Phytograph


RHS Snowdrop show, Vincent Square. 13.02.18


Gloria says we are getting old which is nonsense and you can be sure I have told her so. However I am prepared to concede that it is rather nice to go somewhere warm in the early spring and the RHS Halls are reliably warm. Shrewd people the RHS, they understand that their visitors are not built in the "Arctic Explorer" mould.


Rather fewer stands than usual, an unfortunate reflection of the general decline in attendance at the London shows. The society bravely filled the gaps with stands selling coffee and cake, one more example of their insight into the audience at these things.
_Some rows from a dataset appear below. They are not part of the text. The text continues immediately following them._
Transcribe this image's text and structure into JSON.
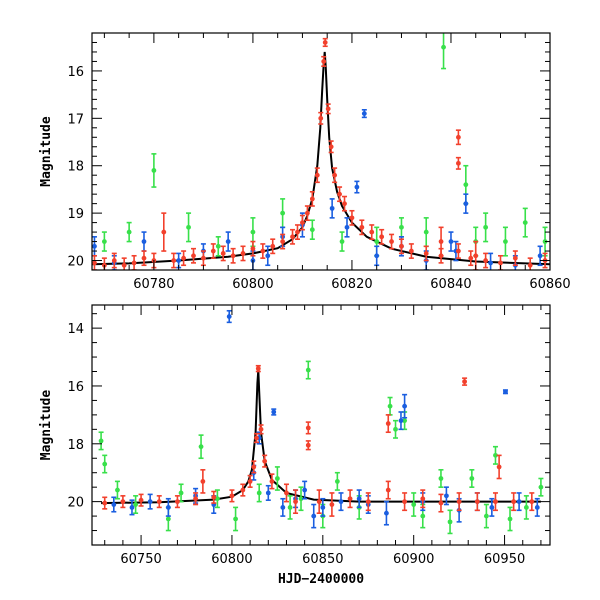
{
  "colors": {
    "model": "#000000",
    "blue": "#1a5ee0",
    "green": "#38e04a",
    "red": "#f2402c"
  },
  "chart_data": [
    {
      "type": "scatter",
      "panel": "top",
      "title": "",
      "xlabel": "",
      "ylabel": "Magnitude",
      "xlim": [
        60767.5,
        60860
      ],
      "ylim": [
        20.2,
        15.2
      ],
      "y_inverted": true,
      "x_ticks": [
        60780,
        60800,
        60820,
        60840,
        60860
      ],
      "y_ticks": [
        16,
        17,
        18,
        19,
        20
      ],
      "x_tick_labels": [
        "60780",
        "60800",
        "60820",
        "60840",
        "60860"
      ],
      "y_tick_labels": [
        "16",
        "17",
        "18",
        "19",
        "20"
      ],
      "series": [
        {
          "name": "model",
          "kind": "line",
          "color": "#000000",
          "x": [
            60767.5,
            60775,
            60785,
            60795,
            60800,
            60805,
            60808,
            60810,
            60811,
            60812,
            60813,
            60813.6,
            60814,
            60814.3,
            60814.5,
            60814.7,
            60815,
            60815.4,
            60816,
            60817,
            60818,
            60820,
            60823,
            60828,
            60835,
            60845,
            60860
          ],
          "y": [
            20.08,
            20.06,
            20.0,
            19.92,
            19.85,
            19.74,
            19.55,
            19.3,
            19.05,
            18.7,
            18.0,
            17.2,
            16.4,
            15.85,
            15.6,
            15.9,
            16.6,
            17.4,
            18.05,
            18.55,
            18.85,
            19.2,
            19.5,
            19.75,
            19.92,
            20.02,
            20.08
          ]
        },
        {
          "name": "red",
          "kind": "points",
          "color": "#f2402c",
          "x": [
            60768,
            60770,
            60772,
            60774,
            60776,
            60778,
            60780,
            60782,
            60784,
            60786,
            60788,
            60790,
            60792,
            60794,
            60796,
            60798,
            60800,
            60802,
            60804,
            60806,
            60808,
            60809,
            60810,
            60811,
            60812,
            60813,
            60813.7,
            60814.3,
            60814.6,
            60815.2,
            60815.8,
            60816.5,
            60817.5,
            60818.5,
            60820,
            60822,
            60824,
            60826,
            60828,
            60830,
            60832,
            60835,
            60838,
            60841.5,
            60841.5,
            60841.5,
            60844,
            60847,
            60850,
            60853,
            60856,
            60859,
            60838,
            60845
          ],
          "y": [
            20.05,
            20.1,
            20.0,
            20.1,
            20.05,
            19.95,
            20.0,
            19.4,
            20.0,
            19.95,
            19.9,
            19.95,
            19.8,
            19.85,
            19.9,
            19.85,
            19.75,
            19.8,
            19.7,
            19.6,
            19.5,
            19.4,
            19.2,
            19.0,
            18.7,
            18.2,
            17.0,
            15.8,
            15.4,
            16.8,
            17.6,
            18.2,
            18.6,
            18.8,
            19.1,
            19.3,
            19.4,
            19.5,
            19.6,
            19.7,
            19.8,
            19.85,
            19.9,
            17.4,
            17.95,
            19.8,
            19.95,
            20.0,
            20.05,
            19.95,
            20.1,
            20.0,
            19.6,
            19.9
          ],
          "err": [
            0.15,
            0.15,
            0.15,
            0.15,
            0.15,
            0.15,
            0.15,
            0.4,
            0.15,
            0.15,
            0.15,
            0.15,
            0.15,
            0.15,
            0.15,
            0.15,
            0.15,
            0.15,
            0.15,
            0.15,
            0.15,
            0.15,
            0.15,
            0.15,
            0.15,
            0.15,
            0.12,
            0.1,
            0.08,
            0.1,
            0.12,
            0.15,
            0.15,
            0.15,
            0.15,
            0.15,
            0.15,
            0.15,
            0.15,
            0.15,
            0.15,
            0.15,
            0.15,
            0.15,
            0.12,
            0.15,
            0.15,
            0.15,
            0.15,
            0.15,
            0.15,
            0.15,
            0.3,
            0.3
          ]
        },
        {
          "name": "blue",
          "kind": "points",
          "color": "#1a5ee0",
          "x": [
            60768,
            60772,
            60778,
            60785,
            60790,
            60795,
            60800,
            60803,
            60806,
            60810,
            60816,
            60819,
            60821,
            60822.5,
            60825,
            60830,
            60835,
            60840,
            60841,
            60843,
            60848,
            60853,
            60858
          ],
          "y": [
            19.7,
            20.05,
            19.6,
            20.0,
            19.8,
            19.6,
            20.0,
            19.9,
            19.5,
            19.25,
            18.9,
            19.3,
            18.45,
            16.9,
            19.9,
            19.7,
            20.0,
            19.6,
            19.8,
            18.8,
            20.05,
            20.1,
            19.9
          ],
          "err": [
            0.2,
            0.15,
            0.2,
            0.15,
            0.15,
            0.2,
            0.2,
            0.2,
            0.2,
            0.25,
            0.2,
            0.2,
            0.12,
            0.08,
            0.2,
            0.2,
            0.2,
            0.2,
            0.2,
            0.2,
            0.2,
            0.2,
            0.2
          ]
        },
        {
          "name": "green",
          "kind": "points",
          "color": "#38e04a",
          "x": [
            60770,
            60775,
            60780,
            60787,
            60793,
            60800,
            60806,
            60812,
            60818,
            60825,
            60830,
            60835,
            60838.5,
            60843,
            60845,
            60847,
            60851,
            60855,
            60859
          ],
          "y": [
            19.6,
            19.4,
            18.1,
            19.3,
            19.7,
            19.4,
            19.0,
            19.35,
            19.6,
            19.6,
            19.3,
            19.4,
            15.5,
            18.4,
            19.6,
            19.3,
            19.6,
            19.2,
            19.6
          ],
          "err": [
            0.2,
            0.2,
            0.35,
            0.3,
            0.2,
            0.3,
            0.3,
            0.2,
            0.2,
            0.3,
            0.2,
            0.3,
            0.45,
            0.4,
            0.3,
            0.3,
            0.3,
            0.3,
            0.3
          ]
        }
      ]
    },
    {
      "type": "scatter",
      "panel": "bottom",
      "title": "",
      "xlabel": "HJD−2400000",
      "ylabel": "Magnitude",
      "xlim": [
        60723,
        60975
      ],
      "ylim": [
        21.5,
        13.2
      ],
      "y_inverted": true,
      "x_ticks": [
        60750,
        60800,
        60850,
        60900,
        60950
      ],
      "y_ticks": [
        14,
        16,
        18,
        20
      ],
      "x_tick_labels": [
        "60750",
        "60800",
        "60850",
        "60900",
        "60950"
      ],
      "y_tick_labels": [
        "14",
        "16",
        "18",
        "20"
      ],
      "series": [
        {
          "name": "model",
          "kind": "line",
          "color": "#000000",
          "x": [
            60728,
            60760,
            60790,
            60800,
            60806,
            60809,
            60811,
            60813,
            60814,
            60814.5,
            60815,
            60816,
            60818,
            60822,
            60830,
            60845,
            60870,
            60970
          ],
          "y": [
            20.05,
            20.02,
            19.93,
            19.83,
            19.6,
            19.3,
            18.9,
            17.6,
            15.9,
            15.45,
            16.2,
            17.6,
            18.6,
            19.25,
            19.7,
            19.93,
            20.0,
            20.0
          ]
        },
        {
          "name": "red",
          "kind": "points",
          "color": "#f2402c",
          "x": [
            60730,
            60740,
            60750,
            60760,
            60770,
            60780,
            60784,
            60790,
            60800,
            60806,
            60810,
            60812,
            60813.5,
            60814.5,
            60816,
            60818,
            60822,
            60830,
            60835,
            60842,
            60842,
            60848,
            60855,
            60865,
            60875,
            60886,
            60886,
            60895,
            60905,
            60915,
            60925,
            60928,
            60935,
            60945,
            60947,
            60955,
            60965
          ],
          "y": [
            20.05,
            20.0,
            19.95,
            20.0,
            20.0,
            19.9,
            19.3,
            19.85,
            19.8,
            19.6,
            19.3,
            18.8,
            17.8,
            15.4,
            17.5,
            18.6,
            19.3,
            19.7,
            20.0,
            17.45,
            18.05,
            20.0,
            20.1,
            19.9,
            20.0,
            17.3,
            19.6,
            20.0,
            19.9,
            20.05,
            20.0,
            15.85,
            20.0,
            20.0,
            18.8,
            20.0,
            20.0
          ],
          "err": [
            0.2,
            0.2,
            0.2,
            0.2,
            0.2,
            0.2,
            0.4,
            0.2,
            0.2,
            0.2,
            0.2,
            0.2,
            0.15,
            0.1,
            0.15,
            0.2,
            0.25,
            0.3,
            0.4,
            0.2,
            0.15,
            0.4,
            0.4,
            0.3,
            0.3,
            0.3,
            0.3,
            0.3,
            0.3,
            0.3,
            0.3,
            0.12,
            0.3,
            0.3,
            0.4,
            0.3,
            0.3
          ]
        },
        {
          "name": "blue",
          "kind": "points",
          "color": "#1a5ee0",
          "x": [
            60735,
            60745,
            60755,
            60765,
            60780,
            60790,
            60798.5,
            60812,
            60815,
            60820,
            60823,
            60828,
            60835,
            60840,
            60845,
            60850,
            60860,
            60870,
            60875,
            60885,
            60893,
            60895,
            60905,
            60918,
            60925,
            60935,
            60943,
            60950.5,
            60958,
            60968
          ],
          "y": [
            20.1,
            20.2,
            20.0,
            20.2,
            19.8,
            20.1,
            13.6,
            19.0,
            17.8,
            19.7,
            16.9,
            20.2,
            19.9,
            19.6,
            20.5,
            20.2,
            20.0,
            19.9,
            20.1,
            20.4,
            17.2,
            16.7,
            20.0,
            19.8,
            20.3,
            20.0,
            20.2,
            16.2,
            20.0,
            20.2
          ],
          "err": [
            0.25,
            0.25,
            0.25,
            0.3,
            0.25,
            0.3,
            0.2,
            0.25,
            0.2,
            0.25,
            0.1,
            0.3,
            0.3,
            0.3,
            0.4,
            0.3,
            0.3,
            0.3,
            0.3,
            0.4,
            0.3,
            0.4,
            0.3,
            0.3,
            0.4,
            0.3,
            0.3,
            0.06,
            0.3,
            0.3
          ]
        },
        {
          "name": "green",
          "kind": "points",
          "color": "#38e04a",
          "x": [
            60728,
            60730,
            60737,
            60747,
            60765,
            60772,
            60783,
            60792,
            60802,
            60815,
            60825,
            60832,
            60838,
            60842,
            60850,
            60858,
            60870,
            60887,
            60890,
            60895,
            60900,
            60905,
            60915,
            60920,
            60932,
            60940,
            60945,
            60953,
            60962,
            60970
          ],
          "y": [
            17.9,
            18.7,
            19.6,
            20.1,
            20.6,
            19.7,
            18.1,
            19.9,
            20.6,
            19.7,
            19.2,
            20.2,
            19.9,
            15.45,
            20.5,
            19.3,
            20.2,
            16.7,
            17.5,
            17.2,
            20.1,
            20.5,
            19.2,
            20.7,
            19.2,
            20.5,
            18.4,
            20.6,
            20.2,
            19.5
          ],
          "err": [
            0.3,
            0.3,
            0.3,
            0.3,
            0.4,
            0.3,
            0.4,
            0.3,
            0.4,
            0.3,
            0.4,
            0.4,
            0.4,
            0.3,
            0.4,
            0.3,
            0.4,
            0.3,
            0.3,
            0.3,
            0.4,
            0.4,
            0.3,
            0.4,
            0.3,
            0.4,
            0.3,
            0.4,
            0.4,
            0.3
          ]
        }
      ]
    }
  ]
}
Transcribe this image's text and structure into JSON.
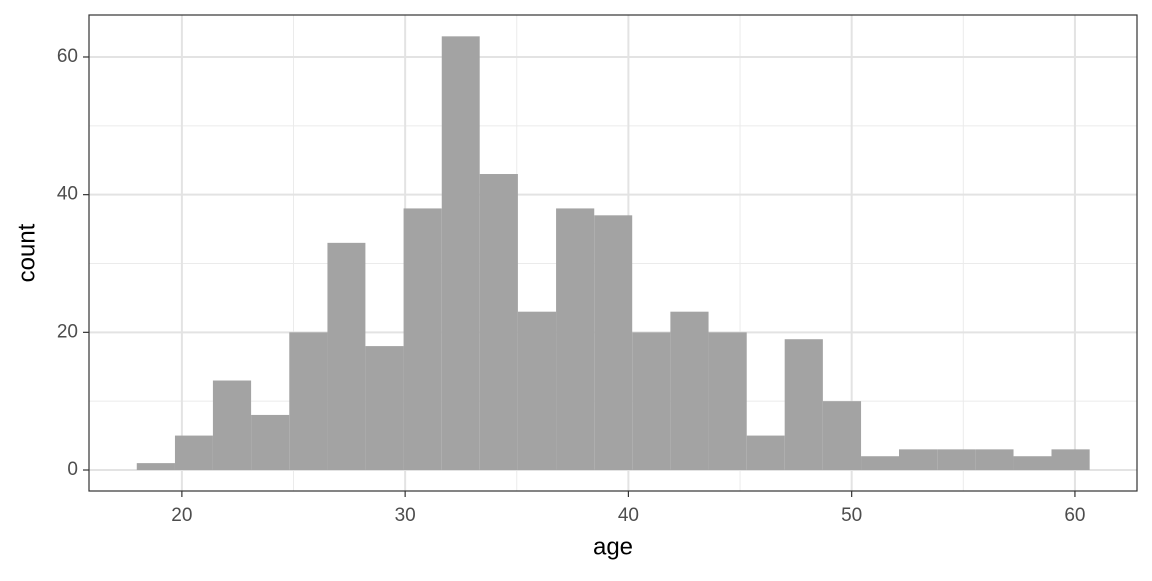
{
  "chart_data": {
    "type": "histogram",
    "xlabel": "age",
    "ylabel": "count",
    "bins": [
      17.98,
      19.69,
      21.39,
      23.1,
      24.81,
      26.52,
      28.22,
      29.93,
      31.64,
      33.34,
      35.05,
      36.76,
      38.47,
      40.17,
      41.88,
      43.59,
      45.3,
      47.0,
      48.71,
      50.42,
      52.12,
      53.83,
      55.54,
      57.25,
      58.95,
      60.66
    ],
    "values": [
      1,
      5,
      13,
      8,
      20,
      33,
      18,
      38,
      63,
      43,
      23,
      38,
      37,
      20,
      23,
      20,
      5,
      19,
      10,
      2,
      3,
      3,
      3,
      2,
      3
    ],
    "color": "#a3a3a3",
    "xlim": [
      15.84,
      62.78
    ],
    "ylim": [
      -3.05,
      66.1
    ],
    "xticks": [
      20,
      30,
      40,
      50,
      60
    ],
    "yticks": [
      0,
      20,
      40,
      60
    ],
    "xminor": [
      25,
      35,
      45,
      55
    ],
    "yminor": [
      10,
      30,
      50
    ],
    "grid": true
  }
}
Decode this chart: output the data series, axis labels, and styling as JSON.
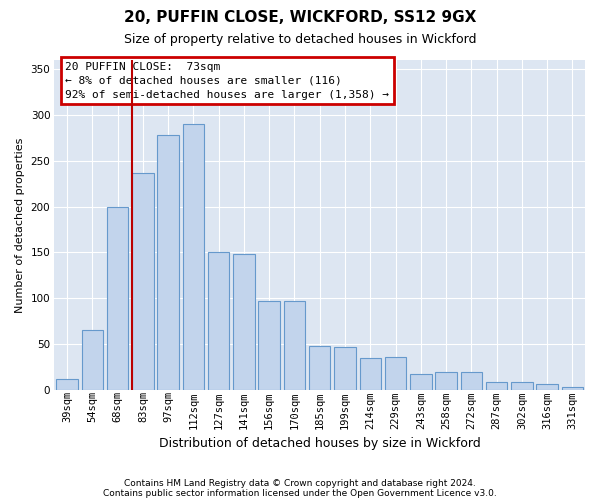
{
  "title1": "20, PUFFIN CLOSE, WICKFORD, SS12 9GX",
  "title2": "Size of property relative to detached houses in Wickford",
  "xlabel": "Distribution of detached houses by size in Wickford",
  "ylabel": "Number of detached properties",
  "categories": [
    "39sqm",
    "54sqm",
    "68sqm",
    "83sqm",
    "97sqm",
    "112sqm",
    "127sqm",
    "141sqm",
    "156sqm",
    "170sqm",
    "185sqm",
    "199sqm",
    "214sqm",
    "229sqm",
    "243sqm",
    "258sqm",
    "272sqm",
    "287sqm",
    "302sqm",
    "316sqm",
    "331sqm"
  ],
  "values": [
    12,
    65,
    200,
    237,
    278,
    290,
    150,
    148,
    97,
    97,
    48,
    47,
    35,
    36,
    17,
    19,
    19,
    9,
    9,
    6,
    3
  ],
  "bar_color": "#c2d4ec",
  "bar_edge_color": "#6699cc",
  "bg_color": "#dde6f2",
  "vline_color": "#bb0000",
  "vline_xindex": 3,
  "annotation_text": "20 PUFFIN CLOSE:  73sqm\n← 8% of detached houses are smaller (116)\n92% of semi-detached houses are larger (1,358) →",
  "ann_edge_color": "#cc0000",
  "footer1": "Contains HM Land Registry data © Crown copyright and database right 2024.",
  "footer2": "Contains public sector information licensed under the Open Government Licence v3.0.",
  "ylim": [
    0,
    360
  ],
  "yticks": [
    0,
    50,
    100,
    150,
    200,
    250,
    300,
    350
  ],
  "title1_fontsize": 11,
  "title2_fontsize": 9,
  "ylabel_fontsize": 8,
  "xlabel_fontsize": 9,
  "tick_fontsize": 7.5,
  "ann_fontsize": 8,
  "footer_fontsize": 6.5
}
Fortunately there were still snowdrops aplenty in the Lindley Hall, they are the best reason for a February adventure. This was the lovely stand of Avon Bulbs doing stylish things with dead leaves and wicker.


At the other end of the style spectrum the RHS staff had installed a delightful display of snowdrops floating through the air. When I first saw it I had visions of small children running through and becoming entangled but there were no small children, this was a trap for the infirm instead. Fortunately there were eagle-eyed staff on the balcony ready to rescue the stranded and restore them with soothing tea and cake.


I still haven't decided whether the RHS' decision to pair the early snowdrops with seedpotatoes was a matter of insanity or genius. After a flurry of interest the potatoes have not been popular and they are reducing. I enjoy their knobbly refusal to display themselves in ordered magnificence but the visitors wee generally less impressed.


Displays of Hippeastrum are much more they're cup of tea, and the exhibitor amde a display like this look like a piece of cake which returns us to an earlier theme and possibly the best and most bundant part of the show. The cake was good, the coffee was improvised and suffered rather.


Other spring colour lifted the spirits on a grey day but the exhibitors struggle to match the displays to be seen in every local garden centre at this time of the year. Moving plants into central London is a damaging and expensive business, a number of exhibitors expressed the view that the trouble was not matched by the rewards and it is difficult to see how these marginal shows will survive.


Fortunately the show season will develop and these early shows make a heartening start to the accelerating pulse of spring.